German World War 1 bunker on the shores of Lake Naroch

German World War 1 bunker on the shores of Lake Naroch

Five Times the Casualties
The strategy and tactics of the Battle of Lake Naroch need not detain us for long. A few telling details and anecdotes will suffice. Consider that Russian forces outnumbered their German counterparts by three and a half to one, but sustained five times the casualties. Five times! On the very first day of the battle, the Russians lost 4,000 men compared to 200 for the Germans. How did this happen? During the day, Russian soldiers assaulted German positions defended with heavy artillery and machine guns that were calibrated with deadly accuracy. The Russian soldiers did not so much assault as wade into battle. At times, they were up to their wastes in frigid water. Then at night, temperatures would plunge below freezing, cementing the troops to the ground. Companies froze in place and had to be cut out of the ice. They were riven with frostbite. The official figure of 100,000 wounded for the Russians is only a rough approximation. There was no accounting for those who due to hypothermia, frostbite or sickness were rendered useless.

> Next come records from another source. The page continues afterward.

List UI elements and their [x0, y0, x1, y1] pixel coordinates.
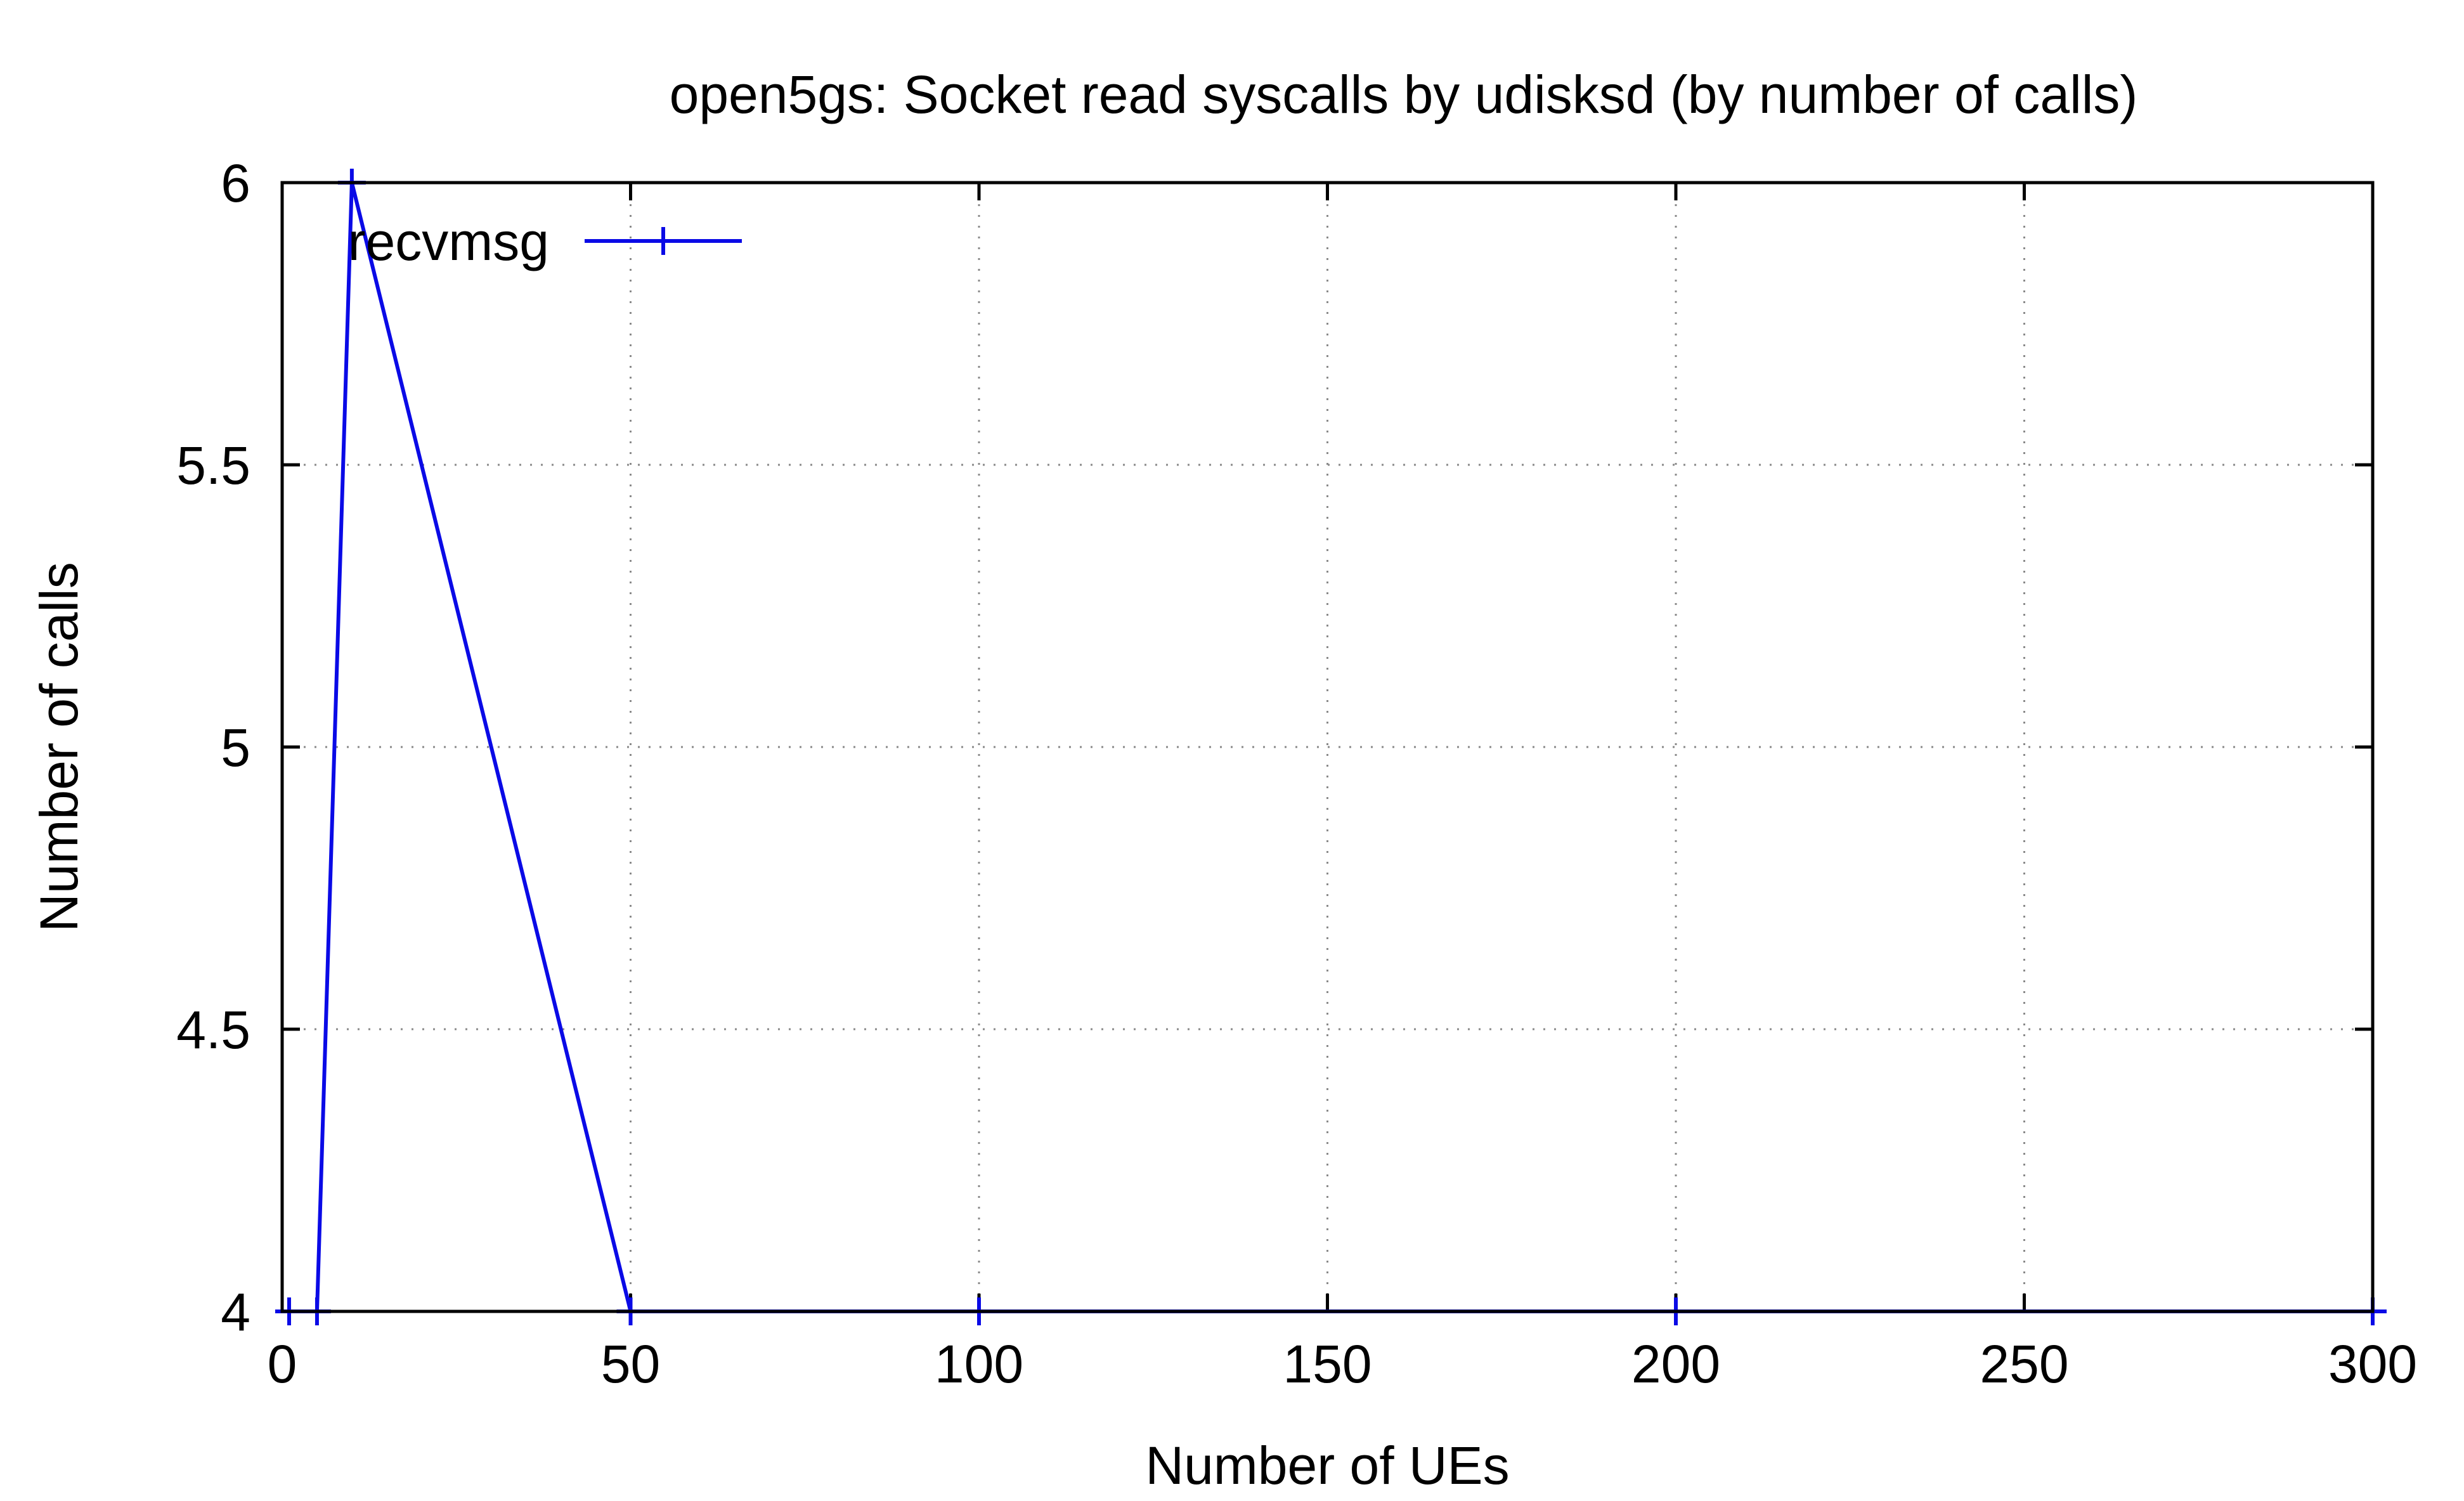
x-tick-label: 50 — [601, 1334, 660, 1394]
legend-label: recvmsg — [348, 212, 549, 271]
x-tick-label: 100 — [935, 1334, 1023, 1394]
tick-labels: 0 50 100 150 200 250 300 4 4.5 5 5.5 6 — [176, 153, 2417, 1394]
y-axis-label: Number of calls — [29, 562, 89, 932]
x-tick-label: 200 — [1631, 1334, 1720, 1394]
x-axis-label: Number of UEs — [1145, 1436, 1509, 1495]
x-tick-label: 0 — [268, 1334, 297, 1394]
y-tick-label: 6 — [221, 153, 250, 213]
x-tick-label: 150 — [1283, 1334, 1371, 1394]
y-tick-label: 5.5 — [176, 436, 250, 495]
legend: recvmsg — [348, 212, 742, 271]
chart-title: open5gs: Socket read syscalls by udisksd… — [670, 65, 2138, 124]
x-tick-label: 250 — [1980, 1334, 2068, 1394]
y-tick-label: 4.5 — [176, 1000, 250, 1060]
x-tick-label: 300 — [2328, 1334, 2417, 1394]
y-tick-label: 4 — [221, 1282, 250, 1342]
y-tick-label: 5 — [221, 718, 250, 777]
plot-frame — [280, 181, 2375, 1313]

Swallowed by Space and Time
The Battle of Lake Naroch was a disaster, but a relatively unknown one. It could be called “missing history,” as it falls into an abyss of space and time unique to Russia. It was swallowed in the vast spaces of the Eastern Front, where large battles with untold casualties took place. Much of this has been lost to history, as historical consciousness has never really grasped the sheer breadth and brutality of this front. Lost in that space as well, a vast sea of humanity that drowned or froze in the marshes, swamps and slate gray waters of Lake Naroch.

The battle was also lost in time, as it was swept away by the whirlwind of the Bolshevik Revolution. The valor and tragedy so indicative of the Russian soldiers experience in the First World War at battles such as Lake Naroch was eventually written out of the history books. According to the Bolsheviks, these imperialist forces were fighting for the wrong cause, not one worth dying for. Yet the Bolsheviks failed to mention that without the folly of this war, without those men wading into those icy waters, there would have been no revolution.

Missing History
Perhaps the Battle of Lake Naroch is most notable today for what it represents, as opposed to what actually occurred. It represents the folly of war, good men dying for a lost cause. The battle also represents a Russia today – the largest nation in the world – that can be searched across all eight of its times zones, but does not have one official monument to the eight million men who died fighting in the First World War. Now that is truly “missing history.” What a shame that the Battle of Lake Naroch is unknown to the west, what an even greater tragedy that it is unknown to Russia.